La Stampa, 29 marzo 2021
Erica Jong e la marijuana legale a New York
«Bene, ottimo. Così la marijuana diventerà sempre meno sexy, e la gente perderà interesse. Quando eravamo adolescenti a New York, fumavamo tutti per lo stesso motivo: la trasgressione. Ma se una cosa diventa legale non c’è più trasgressione, e la gente si stanca».
Parola di Erica Jong, che qualcosa deve saperne. Perché lei si era laureata negli anni Sessanta al Barnard College, quando la Columbia University, già frequentata da Allen Ginsberg e Jack Kerouac, era il cuore della contestazione americana. «Paura di Volare» poi lo aveva pubblicato nel 1973, anno degli Accordi di Parigi per mettere fine alla guerra in Vietnam, favoriti anche dalle proteste associate alla «liberalizzazione dei costumi».
Come giudica la decisione dei legislatori del suo Stato di legalizzare la marijuana?
«Va decriminalizzata, prima di tutto perché oggi è principalmente una scusa per arrestare i neri, più dei narcos. Poi come droga non fa gravi danni, se fumata in maniera moderata».
Non è preoccupata per gli effetti sulla salute, e il rischio che crei dipendenze più pericolose?
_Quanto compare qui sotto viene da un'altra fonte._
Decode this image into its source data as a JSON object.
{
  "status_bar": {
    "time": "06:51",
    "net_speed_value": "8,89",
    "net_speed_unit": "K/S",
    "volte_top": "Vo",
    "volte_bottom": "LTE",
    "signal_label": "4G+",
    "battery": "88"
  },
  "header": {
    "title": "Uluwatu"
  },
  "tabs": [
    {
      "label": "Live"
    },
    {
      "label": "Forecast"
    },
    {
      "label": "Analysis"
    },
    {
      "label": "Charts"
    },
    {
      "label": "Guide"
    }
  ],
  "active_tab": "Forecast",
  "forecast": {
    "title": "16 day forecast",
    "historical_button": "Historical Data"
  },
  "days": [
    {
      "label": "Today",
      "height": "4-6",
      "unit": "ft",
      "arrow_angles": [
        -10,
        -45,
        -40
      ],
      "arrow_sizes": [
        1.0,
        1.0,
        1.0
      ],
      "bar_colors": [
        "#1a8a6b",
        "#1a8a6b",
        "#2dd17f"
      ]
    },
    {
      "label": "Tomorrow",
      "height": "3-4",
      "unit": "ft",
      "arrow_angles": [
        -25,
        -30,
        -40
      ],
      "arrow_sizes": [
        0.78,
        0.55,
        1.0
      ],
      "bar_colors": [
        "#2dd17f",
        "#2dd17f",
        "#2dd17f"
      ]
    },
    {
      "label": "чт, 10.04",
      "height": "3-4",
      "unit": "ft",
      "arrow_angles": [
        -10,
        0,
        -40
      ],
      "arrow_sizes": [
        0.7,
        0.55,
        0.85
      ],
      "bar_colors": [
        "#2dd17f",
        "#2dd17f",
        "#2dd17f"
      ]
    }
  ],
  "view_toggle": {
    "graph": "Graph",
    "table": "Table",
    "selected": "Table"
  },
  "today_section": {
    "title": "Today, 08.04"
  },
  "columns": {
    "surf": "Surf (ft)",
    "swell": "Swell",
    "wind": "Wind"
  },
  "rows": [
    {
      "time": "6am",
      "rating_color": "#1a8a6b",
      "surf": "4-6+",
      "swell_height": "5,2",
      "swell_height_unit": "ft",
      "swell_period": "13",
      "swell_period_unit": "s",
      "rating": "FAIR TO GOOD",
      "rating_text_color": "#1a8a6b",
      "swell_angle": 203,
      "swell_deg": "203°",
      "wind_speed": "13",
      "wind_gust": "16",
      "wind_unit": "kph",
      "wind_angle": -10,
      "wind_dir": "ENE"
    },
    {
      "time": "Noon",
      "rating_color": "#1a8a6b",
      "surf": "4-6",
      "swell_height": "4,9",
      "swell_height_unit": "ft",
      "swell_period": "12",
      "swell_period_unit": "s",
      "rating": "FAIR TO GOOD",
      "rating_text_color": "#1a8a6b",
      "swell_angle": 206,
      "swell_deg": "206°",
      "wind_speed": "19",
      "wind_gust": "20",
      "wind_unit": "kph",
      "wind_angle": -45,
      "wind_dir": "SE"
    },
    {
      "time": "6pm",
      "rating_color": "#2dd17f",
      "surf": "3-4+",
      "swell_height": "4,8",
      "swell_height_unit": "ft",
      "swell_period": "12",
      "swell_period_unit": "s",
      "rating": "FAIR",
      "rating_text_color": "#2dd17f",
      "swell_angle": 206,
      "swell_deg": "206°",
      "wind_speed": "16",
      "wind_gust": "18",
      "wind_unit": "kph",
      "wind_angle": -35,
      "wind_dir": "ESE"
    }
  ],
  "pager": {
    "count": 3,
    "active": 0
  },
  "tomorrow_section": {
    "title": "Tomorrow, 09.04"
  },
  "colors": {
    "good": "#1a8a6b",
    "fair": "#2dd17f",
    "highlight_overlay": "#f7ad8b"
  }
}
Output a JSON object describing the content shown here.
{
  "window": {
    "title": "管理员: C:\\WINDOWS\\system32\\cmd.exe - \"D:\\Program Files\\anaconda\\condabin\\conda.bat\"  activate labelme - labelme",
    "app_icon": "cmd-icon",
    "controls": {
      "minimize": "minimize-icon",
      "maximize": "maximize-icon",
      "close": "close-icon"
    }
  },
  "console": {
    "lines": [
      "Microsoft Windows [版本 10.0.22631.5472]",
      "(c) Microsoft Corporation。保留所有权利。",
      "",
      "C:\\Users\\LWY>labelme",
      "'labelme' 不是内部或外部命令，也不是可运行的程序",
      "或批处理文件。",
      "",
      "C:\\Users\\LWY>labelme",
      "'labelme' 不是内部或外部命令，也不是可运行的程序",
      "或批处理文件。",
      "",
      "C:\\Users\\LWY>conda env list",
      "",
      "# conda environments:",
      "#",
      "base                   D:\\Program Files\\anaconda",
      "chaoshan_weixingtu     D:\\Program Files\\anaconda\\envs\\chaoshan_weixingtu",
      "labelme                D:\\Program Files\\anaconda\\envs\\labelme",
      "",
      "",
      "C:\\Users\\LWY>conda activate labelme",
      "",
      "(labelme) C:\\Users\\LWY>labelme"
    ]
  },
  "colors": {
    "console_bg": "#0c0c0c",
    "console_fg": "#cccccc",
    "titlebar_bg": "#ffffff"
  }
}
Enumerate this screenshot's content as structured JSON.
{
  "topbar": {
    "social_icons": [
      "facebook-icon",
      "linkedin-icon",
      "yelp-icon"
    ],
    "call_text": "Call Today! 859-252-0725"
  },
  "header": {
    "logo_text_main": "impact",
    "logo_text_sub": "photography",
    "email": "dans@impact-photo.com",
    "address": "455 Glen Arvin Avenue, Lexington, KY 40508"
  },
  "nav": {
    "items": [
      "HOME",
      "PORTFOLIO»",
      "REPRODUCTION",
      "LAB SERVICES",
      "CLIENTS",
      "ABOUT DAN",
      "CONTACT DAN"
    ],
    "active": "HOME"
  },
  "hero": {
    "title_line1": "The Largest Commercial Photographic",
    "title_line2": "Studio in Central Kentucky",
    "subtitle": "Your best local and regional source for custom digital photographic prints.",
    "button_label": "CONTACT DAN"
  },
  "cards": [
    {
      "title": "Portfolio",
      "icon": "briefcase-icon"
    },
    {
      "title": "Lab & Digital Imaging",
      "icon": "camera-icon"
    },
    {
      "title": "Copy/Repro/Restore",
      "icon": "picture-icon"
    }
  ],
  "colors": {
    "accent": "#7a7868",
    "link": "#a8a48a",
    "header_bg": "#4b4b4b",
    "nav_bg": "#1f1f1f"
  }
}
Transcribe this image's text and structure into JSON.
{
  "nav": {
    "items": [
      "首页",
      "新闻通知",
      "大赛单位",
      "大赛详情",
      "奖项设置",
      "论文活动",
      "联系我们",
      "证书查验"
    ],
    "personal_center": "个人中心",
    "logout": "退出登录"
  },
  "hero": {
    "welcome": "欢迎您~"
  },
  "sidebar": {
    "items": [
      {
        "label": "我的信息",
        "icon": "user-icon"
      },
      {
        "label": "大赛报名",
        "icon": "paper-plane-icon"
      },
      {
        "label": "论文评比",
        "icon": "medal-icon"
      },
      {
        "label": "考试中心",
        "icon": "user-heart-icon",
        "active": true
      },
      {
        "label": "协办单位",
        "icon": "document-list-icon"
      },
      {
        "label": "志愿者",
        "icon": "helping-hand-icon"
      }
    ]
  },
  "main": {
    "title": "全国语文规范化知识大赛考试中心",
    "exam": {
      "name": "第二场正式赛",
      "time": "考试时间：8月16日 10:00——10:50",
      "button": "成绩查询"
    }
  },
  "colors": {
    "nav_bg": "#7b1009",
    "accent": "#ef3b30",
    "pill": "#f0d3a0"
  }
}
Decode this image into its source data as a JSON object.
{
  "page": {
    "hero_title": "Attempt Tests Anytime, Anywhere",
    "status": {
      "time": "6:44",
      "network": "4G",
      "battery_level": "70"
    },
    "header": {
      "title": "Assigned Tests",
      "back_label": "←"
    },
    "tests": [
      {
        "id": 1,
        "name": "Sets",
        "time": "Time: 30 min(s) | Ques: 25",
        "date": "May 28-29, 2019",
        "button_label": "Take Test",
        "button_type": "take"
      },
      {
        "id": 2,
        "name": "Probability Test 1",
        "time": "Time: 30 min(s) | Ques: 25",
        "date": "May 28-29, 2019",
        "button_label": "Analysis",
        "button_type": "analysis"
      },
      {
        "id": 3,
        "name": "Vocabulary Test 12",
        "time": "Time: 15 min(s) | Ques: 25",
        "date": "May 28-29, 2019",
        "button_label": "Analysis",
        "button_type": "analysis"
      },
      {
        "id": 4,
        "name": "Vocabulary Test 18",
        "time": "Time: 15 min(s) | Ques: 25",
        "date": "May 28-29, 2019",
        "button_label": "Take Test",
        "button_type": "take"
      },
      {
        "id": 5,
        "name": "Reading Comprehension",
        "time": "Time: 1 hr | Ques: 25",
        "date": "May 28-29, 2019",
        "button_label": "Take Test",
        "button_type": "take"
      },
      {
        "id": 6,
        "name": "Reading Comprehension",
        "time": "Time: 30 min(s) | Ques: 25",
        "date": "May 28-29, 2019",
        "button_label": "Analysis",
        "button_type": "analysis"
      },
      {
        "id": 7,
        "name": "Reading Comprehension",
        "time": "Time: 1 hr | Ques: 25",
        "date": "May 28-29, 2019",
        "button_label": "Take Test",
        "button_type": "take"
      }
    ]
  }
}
«Premetto che io non fumo marijuana regolarmente, perché è illegale, e soprattutto perché il fumo provoca il cancro. Quindi non è mai una buona idea praticarlo, per la tua salute. Detto questo, ci sono persone capaci di diventare dipendenti da qualsiasi cosa, incluso lo zucchero. Ma se viene usata in maniera moderata, e la gente è ben informata dei pericoli, può anche essere una buona droga. Penso agli usi terapeutici in crescita, ad esempio per trattare il dolore. Tutto ciò contribuisce alla normalizzazione, anche se bisogna sempre tenere presente che il fumo fa male e andrebbe evitato».
Sua figlia Molly ha descritto in un libro la propria discesa verso la dipendenza, e ha raccontato che proprio lei l’aveva accompagnata al centro per disintossicarsi. Come madre che ha vissuto questo dramma, ha qualche riflessione personale da aggiungere?
«Quando i ragazzi sono teenager vogliono sempre provare le cose illegali. Non puoi fermare questo istinto, anche se devi cercare di farlo in tutti i modi. Mia figlia ora è cresciuta, e per fortuna è completamente libera dalla droga. Non ha alcun interesse a fumare marijuana ed è in ottima salute. Spero con tutto il cuore che ogni genitore possa dire lo stesso dei suoi figli».
New York è sempre stata una città degli eccessi. Come ricorda la scena degli anni Sessanta e Settanta?
«Era tutto nuovo, e la gente voleva provare qualunque cosa. La trasgressione però era il movente principale, più dello stesso effetto delle droghe».
Le cose sono cambiate?
«La droga si usa ancora, ma adesso non è più così eccitante. Siamo passati attraverso varie fasi. Quando io ero giovane, negli anni Sessanta e Settanta, le droghe erano cool. Ora non più. Sono ancora usate per gli effetti che provocano, ma non attirano così tanto come fenomeno culturale e sociale. Se poi consenti che qualcosa diventi legale, dopo un po’ la gente si stanca di farla».
Quindi la legalizzazione frena l’uso?
«Esatto. La gente smette di usare la droga perché non è più sexy. Ovviamente gli adolescenti restano ribelli e devi proteggerli, ma non sono sicura che la legge sia la maniera migliore per farlo».
Cosa suggerisce invece, come madre?
«Servono genitori intelligenti e coinvolti. Devi convincere i figli a fidarti di te. E’ molto difficile, ma essere genitori è difficile. Se però sei davvero coinvolto e vuoi proteggere i figli, loro lo capiscono. Devi costruire il dialogo, così quando dici qualcosa non ti vedono come il solito genitore che rompe le scatole perché è il suo ruolo».